Conventional algebraic datatypes are parametric in their type variables. For example, if we define an ADT like
data Expr a = IntLit Int
| BoolLit Bool
| If (Expr Bool) (Expr a) (Expr a)
with the hope that this will statically rule out non-well-typed conditionals, this will not behave as expected since the type of IntLit :: Int -> Expr a
is universially quantified: for any choice of a
, it produces a value of type Expr a
. In particular, for a ~ Bool
, we have IntLit :: Int -> Expr Bool
, allowing us to construct something like If (IntLit 1) e1 e2
which is what the type of the If
constructor was trying to rule out.
Generalised Algebraic Data Types allows us to control the resulting type of a data constructor so that they are not merely parametric. We can rewrite our Expr
type as a GADT like this:
data Expr a where
IntLit :: Int -> Expr Int
BoolLit :: Bool -> Expr Bool
If :: Expr Bool -> Expr a -> Expr a -> Expr a
Here, the type of the constructor IntLit
is Int -> Expr Int
, and so IntLit 1 :: Expr Bool
will not typecheck.
Pattern matching on a GADT value causes refinement of the type of the term returned. For example, it is possible to write an evaluator for Expr a
like this:
crazyEval :: Expr a -> a
crazyEval (IntLit x) =
-- Here we can use `(+)` because x :: Int
x + 1
crazyEval (BoolLit b) =
-- Here we can use `not` because b :: Bool
not b
crazyEval (If b thn els) =
-- Because b :: Expr Bool, we can use `crazyEval b :: Bool`.
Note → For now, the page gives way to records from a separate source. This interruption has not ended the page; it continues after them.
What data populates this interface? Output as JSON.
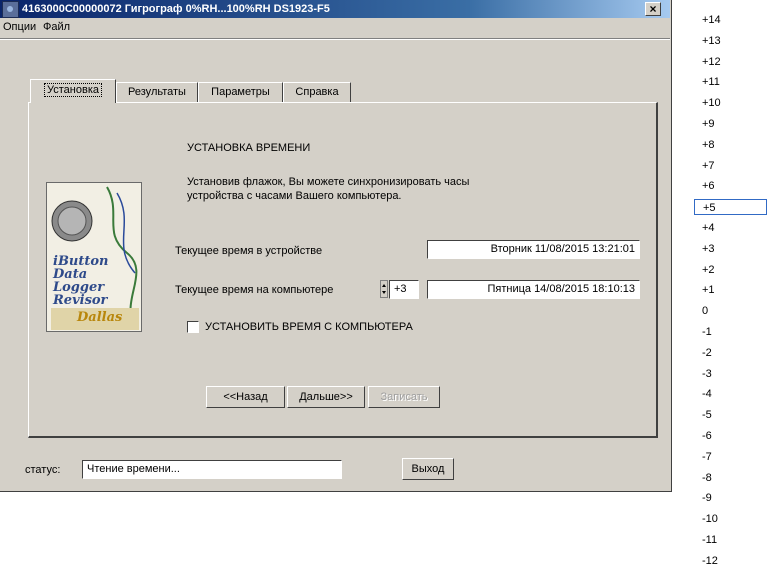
{
  "window": {
    "title": "4163000C00000072   Гигрограф 0%RH...100%RH   DS1923-F5",
    "close_label": "×"
  },
  "menu": [
    "Опции",
    "Файл"
  ],
  "tabs": [
    {
      "label": "Установка",
      "active": true
    },
    {
      "label": "Результаты",
      "active": false
    },
    {
      "label": "Параметры",
      "active": false
    },
    {
      "label": "Справка",
      "active": false
    }
  ],
  "logo": {
    "lines": [
      "iButton",
      "Data",
      "Logger",
      "Revisor",
      "Dallas"
    ]
  },
  "setup": {
    "heading": "УСТАНОВКА ВРЕМЕНИ",
    "description_line1": "Установив флажок, Вы можете синхронизировать часы",
    "description_line2": "устройства с часами Вашего компьютера.",
    "device_time_label": "Текущее время  в устройстве",
    "device_time_value": "Вторник 11/08/2015 13:21:01",
    "pc_time_label": "Текущее время  на компьютере",
    "offset_value": "+3",
    "pc_time_value": "Пятница 14/08/2015 18:10:13",
    "sync_checkbox_label": "УСТАНОВИТЬ ВРЕМЯ С КОМПЬЮТЕРА",
    "sync_checked": false
  },
  "nav": {
    "back": "<<Назад",
    "next": "Дальше>>",
    "write": "Записать"
  },
  "status": {
    "label": "статус:",
    "value": "Чтение времени...",
    "exit": "Выход"
  },
  "offset_list": {
    "items": [
      "+14",
      "+13",
      "+12",
      "+11",
      "+10",
      "+9",
      "+8",
      "+7",
      "+6",
      "+5",
      "+4",
      "+3",
      "+2",
      "+1",
      "0",
      "-1",
      "-2",
      "-3",
      "-4",
      "-5",
      "-6",
      "-7",
      "-8",
      "-9",
      "-10",
      "-11",
      "-12"
    ],
    "selected": "+5"
  }
}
-- Also, because thn :: Expr a and els :: Expr a, we can pass either to
-- the recursive call to `crazyEval` and get an a back
crazyEval $ if crazyEval b then thn else els
Note that we are able to use (+)
in the above definitions because when e.g. IntLit x
is pattern matched, we also learn that a ~ Int
(and likewise for not
and if_then_else_
when a ~ Bool
).